Say there is a process B
, which receives a pid and sends m2
to it. If you spawn A
and send it m1
, and then send A
to B
, is A
guaranteed to get m1
before m2
?
In other words, can this crash?
-module(test).
-compile(export_all).
test() ->
B = spawn_link(fun() -> receive P -> P ! m2 end end),
A = spawn_link(fun() -> receive X -> X=m1 end end),
A ! m1,
B ! A.
Your code cannot crash because all processes are local.
B = spawn_link(fun() -> receive P -> P ! m2 end end), % 1
A = spawn_link(fun() -> receive X -> X=m1 end end), % 2
A ! m1, % 3
B ! A. % 4
When evaluating line 3, both BEAM emulator and HiPE invoke the erl_send built-in function (BIF). Since A is a local process, erl_send (actually do_send) eventually calls erts_send_message which enqueues the message in the mailbox. In SMP mode, the thread actually acquires a lock on the mailbox.
So when evaluating line 4 and sending A to process B, A already has m1 in its mailbox. So m2
can only be enqueued after m1
.
Whether this result is particular of the current implementation of Erlang is debatable, even if this is not guaranteed by documentation. Indeed, each process need a mailbox and this mailbox needs to be filled somehow. This is done synchronously on line 3. To do it asynchronously would either require another thread in-between or several mailboxes per process (e.g. one per scheduler to avoid the lock on the mailbox). Yet I do not think this would make sense performance-wise.
If processes A and B were remote but within the same node, the behavior is slightly different but the result would be the same with the current implementation of Erlang. On line 3, message m1
will be enqueued for the remote node and on line 4, message A
will be enqueued afterwards. When remote node will dequeue messages, it will first write m1
to A's mailbox before writing A
to B's mailbox.
If process A was remote and B was local, the result would still be the same. On line 3, message m1
will be enqueued for the remote node and on line 4, message will be written to B, but then on line 1, message m2
will be enqueued to remote node after m1
. So A will get messages in m1, m2 order.

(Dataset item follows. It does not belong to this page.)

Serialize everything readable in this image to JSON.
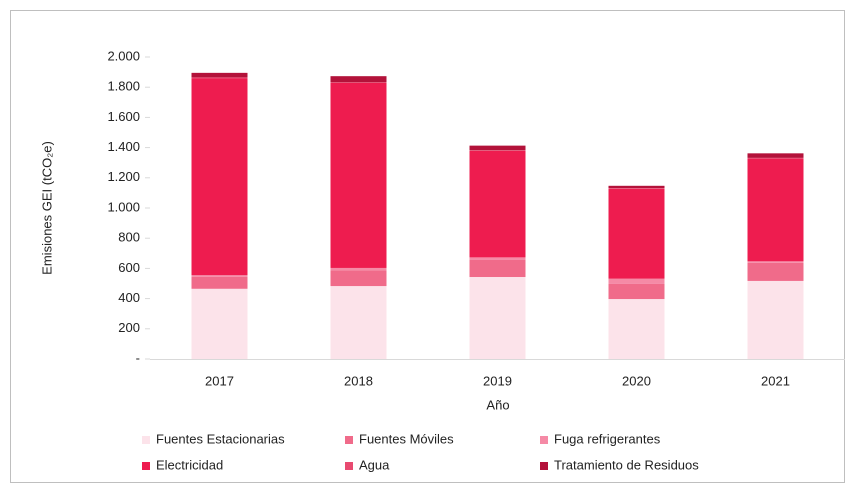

Likewise, if process A was local and B was remote, A will get the message copied to its mailbox on line 3 before anything is sent over the network to B's node.
With the current version of Erlang, the only way for this to crash is to have A and B on distinct remote nodes. In this case, m1
is enqueued to A's node before A
is enqueued to B's node. However, delivery of these messages is not synchronous. Delivery to B's node could happen first, for example if many messages are already enqueued for A's node.
The following code (sometimes) triggers the crash by filling queue to A's node with junk messages that slow delivery of m1
.
$ erl -sname node_c@localhost
C = spawn_link(fun() ->
A = receive {process_a, APid} -> APid end,
B = receive {process_b, BPid} -> BPid end,
ANode = node(A),
lists:foreach(fun(_) ->
rpc:cast(ANode, erlang, whereis, [user])
end, lists:seq(1, 10000)),
A ! m1,
B ! A
end),
register(process_c, C).
$ erl -sname node_b@localhost
B = spawn_link(fun() -> receive P -> P ! m2 end end),
C = rpc:call(node_c@localhost, erlang, whereis, [process_c]),
C ! {process_b, B}.
$ erl -sname node_a@localhost
A = spawn_link(fun() -> receive X -> X = m1 end, io:format("end of A\n") end),
C = rpc:call(node_c@localhost, erlang, whereis, [process_c]),
C ! {process_a, A}.
If both the two processes are on the same node, it is true that A is guaranteed to get m1 before m2.
But when the two processes are on different nodes, it is not guaranteed.
There is a paper Programming Distributed Erlang Applications: Pitfalls and Recipes
about this problem.
Here is the link: http://citeseerx.ist.psu.edu/viewdoc/download?doi=10.1.1.116.9929&rep=rep1&type=pdf
Your problem is in 2.2 of this paper, and I think it is really an intereting paper!